I had just such a moment of discovery with Tessa Gratton’s latest book “Lady Hotspur” (Tor, $29.99). It was a book that I had heard a little bit about and was intrigued. Gender-swapped fantasy-flavored loose reimagining of Shakespeare’s “Henry IV” certainly sounded like it could be my jam, so I started reading.

What I got was a high fantasy tale of love and loss, of the big wounds of warfare and the quiet cuts of palace intrigue. Set in the same world as Gratton’s earlier “The Queens of Innis Lear,” this new book expands upon that foundation, finding ways to both broaden and narrow the scope. It’s a beautiful and intricate landscape across which compelling characters stride. It’s smart and sweet and occasionally savage … and a heck of a read.

Hal Bolingbroke is one of the most famous (or infamous) of the Lady Knights of Aremoria, a fighting force bound by ties of blood and sisterhood. Few are as bawdy and rowdy as she – even her mentor, the legendary Lady Ianta Oldcastle (a delightful analog for Shakespeare’s clownish knight John Falstaff), notes Hal’s extreme behavior.

But it all changes for Hal when her exiled mother rallies an army to seize the throne for herself. Hal’s loyalties are torn, but she ultimately joins her mother – much to the chagrin of her dear friend Banna Mora, ostensible heir to the childless king. Meanwhile, stuck in the middle is Lady Isarna Hotspur, a legendary knight in her own right who played a major role in leading the new queen’s forces.

Oh, and Hal and Hotspur are in love, which only serves to complicate things.

Banna Mora is cast out, sent back to her homeland of Innis Lear to serve as a governor of sorts. It isn’t long, however, before the Glennadoer clan – led by patriarch Owen and his magical son Rowan – takes her and seeks an alliance. Said alliance could lead to Mora’s ascendance to the throne … if she’s willing to stand against Hal, her best friend from childhood.

Two princes – one reluctant, one revengeful – with the fate of a kingdom hanging in the balance between them. One knight, the proud and noble Hotspur, left in the middle, striving to execute her duty in the best way she can, but unsure of just how to do so. And a prophecy looms over all – a prophecy whose relative truth could make all the difference.

“Lady Hotspur” is a lot of things. It’s a rendition of a fantasy realm both broad and deep, with layers upon layers of detail conspiring to create something vast and immersive; this world contains magic without being ABOUT magic, a difference fantasy too often fails to recognize. It’s a love story made of love stories, each forging its own path while also forming a piece of the larger whole.
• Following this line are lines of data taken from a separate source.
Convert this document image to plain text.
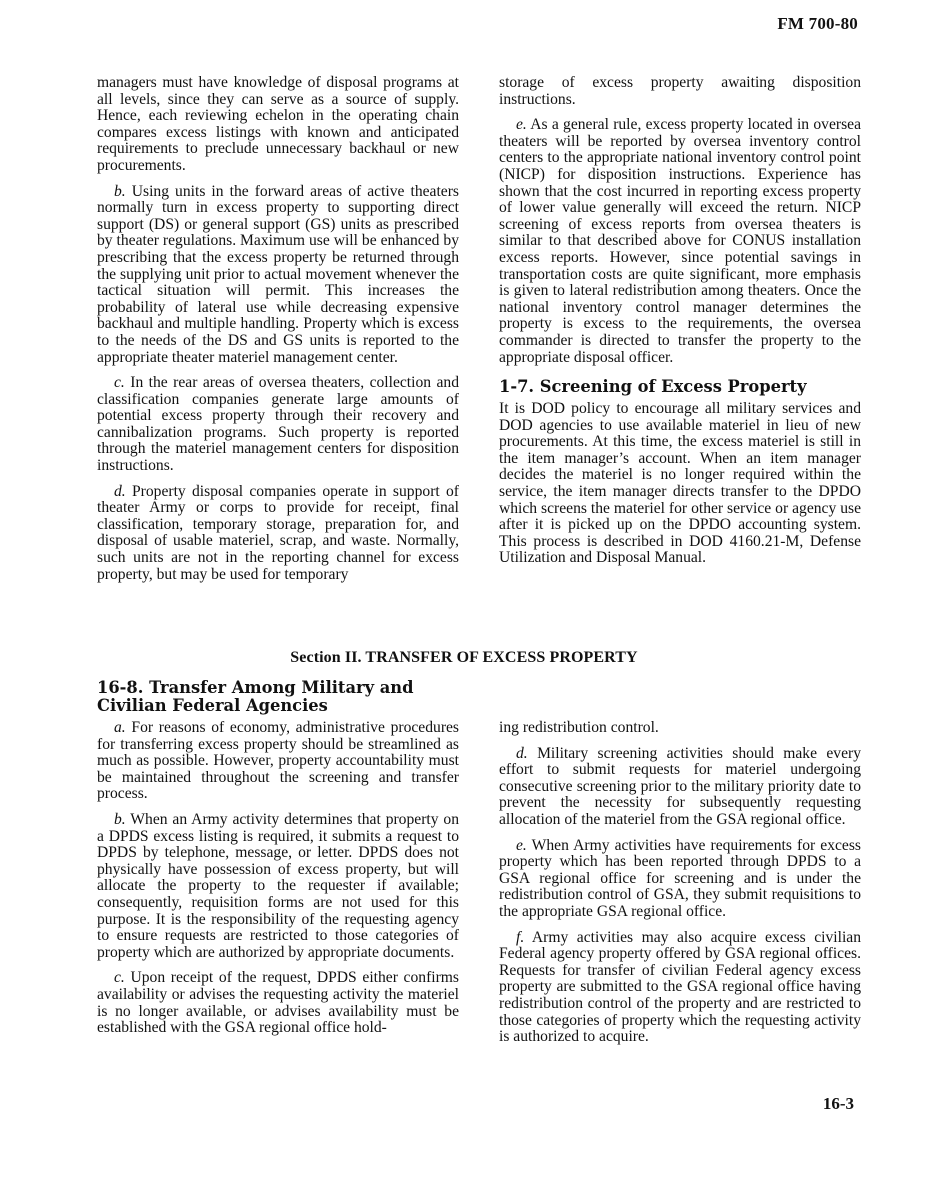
FM 700-80

managers must have knowledge of disposal programs at all levels, since they can serve as a source of supply. Hence, each reviewing echelon in the operating chain compares excess listings with known and anticipated requirements to preclude unnecessary backhaul or new procurements.

b. Using units in the forward areas of active theaters normally turn in excess property to supporting direct support (DS) or general support (GS) units as prescribed by theater regulations. Maximum use will be enhanced by prescribing that the excess property be returned through the supplying unit prior to actual movement whenever the tactical situation will permit. This increases the probability of lateral use while decreasing expensive backhaul and multiple handling. Property which is excess to the needs of the DS and GS units is reported to the appropriate theater materiel management center.

c. In the rear areas of oversea theaters, collection and classification companies generate large amounts of potential excess property through their recovery and cannibalization programs. Such property is reported through the materiel management centers for disposition instructions.

d. Property disposal companies operate in support of theater Army or corps to provide for receipt, final classification, temporary storage, preparation for, and disposal of usable materiel, scrap, and waste. Normally, such units are not in the reporting channel for excess property, but may be used for temporary

storage of excess property awaiting disposition instructions.

e. As a general rule, excess property located in oversea theaters will be reported by oversea inventory control centers to the appropriate national inventory control point (NICP) for disposition instructions. Experience has shown that the cost incurred in reporting excess property of lower value generally will exceed the return. NICP screening of excess reports from oversea theaters is similar to that described above for CONUS installation excess reports. However, since potential savings in transportation costs are quite significant, more emphasis is given to lateral redistribution among theaters. Once the national inventory control manager determines the property is excess to the requirements, the oversea commander is directed to transfer the property to the appropriate disposal officer.

1-7. Screening of Excess Property

It is DOD policy to encourage all military services and DOD agencies to use available materiel in lieu of new procurements. At this time, the excess materiel is still in the item manager’s account. When an item manager decides the materiel is no longer required within the service, the item manager directs transfer to the DPDO which screens the materiel for other service or agency use after it is picked up on the DPDO accounting system. This process is described in DOD 4160.21-M, Defense Utilization and Disposal Manual.

Section II. TRANSFER OF EXCESS PROPERTY
16-8. Transfer Among Military and Civilian Federal Agencies

a. For reasons of economy, administrative procedures for transferring excess property should be streamlined as much as possible. However, property accountability must be maintained throughout the screening and transfer process.

b. When an Army activity determines that property on a DPDS excess listing is required, it submits a request to DPDS by telephone, message, or letter. DPDS does not physically have possession of excess property, but will allocate the property to the requester if available; consequently, requisition forms are not used for this purpose. It is the responsibility of the requesting agency to ensure requests are restricted to those categories of property which are authorized by appropriate documents.

c. Upon receipt of the request, DPDS either confirms availability or advises the requesting activity the materiel is no longer available, or advises availability must be established with the GSA regional office hold-

ing redistribution control.

d. Military screening activities should make every effort to submit requests for materiel undergoing consecutive screening prior to the military priority date to prevent the necessity for subsequently requesting allocation of the materiel from the GSA regional office.

e. When Army activities have requirements for excess property which has been reported through DPDS to a GSA regional office for screening and is under the redistribution control of GSA, they submit requisitions to the appropriate GSA regional office.

f. Army activities may also acquire excess civilian Federal agency property offered by GSA regional offices. Requests for transfer of civilian Federal agency excess property are submitted to the GSA regional office having redistribution control of the property and are restricted to those categories of property which the requesting activity is authorized to acquire.

16-3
It is quick-witted and clever and romantic without ever feeling smug or treacly – no small feat.

Credit for that has to go to Gratton, who has a wonderfully florid and occasionally bombastic writing style that suits her narrative choices beautifully. She is equally deft at scene-setting, at expository explorations and at interpersonal dynamics. Whether it’s the wild moors or the palace throne room, whether it is love sought or love caught, all of it is rendered with a robust delicacy of prose. One can almost feel the spirit of Shakespeare drifting between the lines.

It’s important to note that while this book is both a) an extension of a world begun in a previous book, and b) an adaptation of a classic work, your enjoyment of “Lady Hotspur” is not dependent on foreknowledge of either. It is a standalone work in every way, one that tells a complex and compelling story on its own terms, with no reliance on either the book that preceded it or the play that inspired it (though as someone with love for Shakespeare in general and the “Henry” works specifically, I will admit to having more than one moment of delight at references scattered throughout).

“Lady Hotspur” is the finest kind of fantasy, a thoughtful and evocative novel that does honor to its inspiration even as it carves out a wholly new path. Fans of fantasy, Shakespeare or just plain old solid storytelling will find plenty to like here.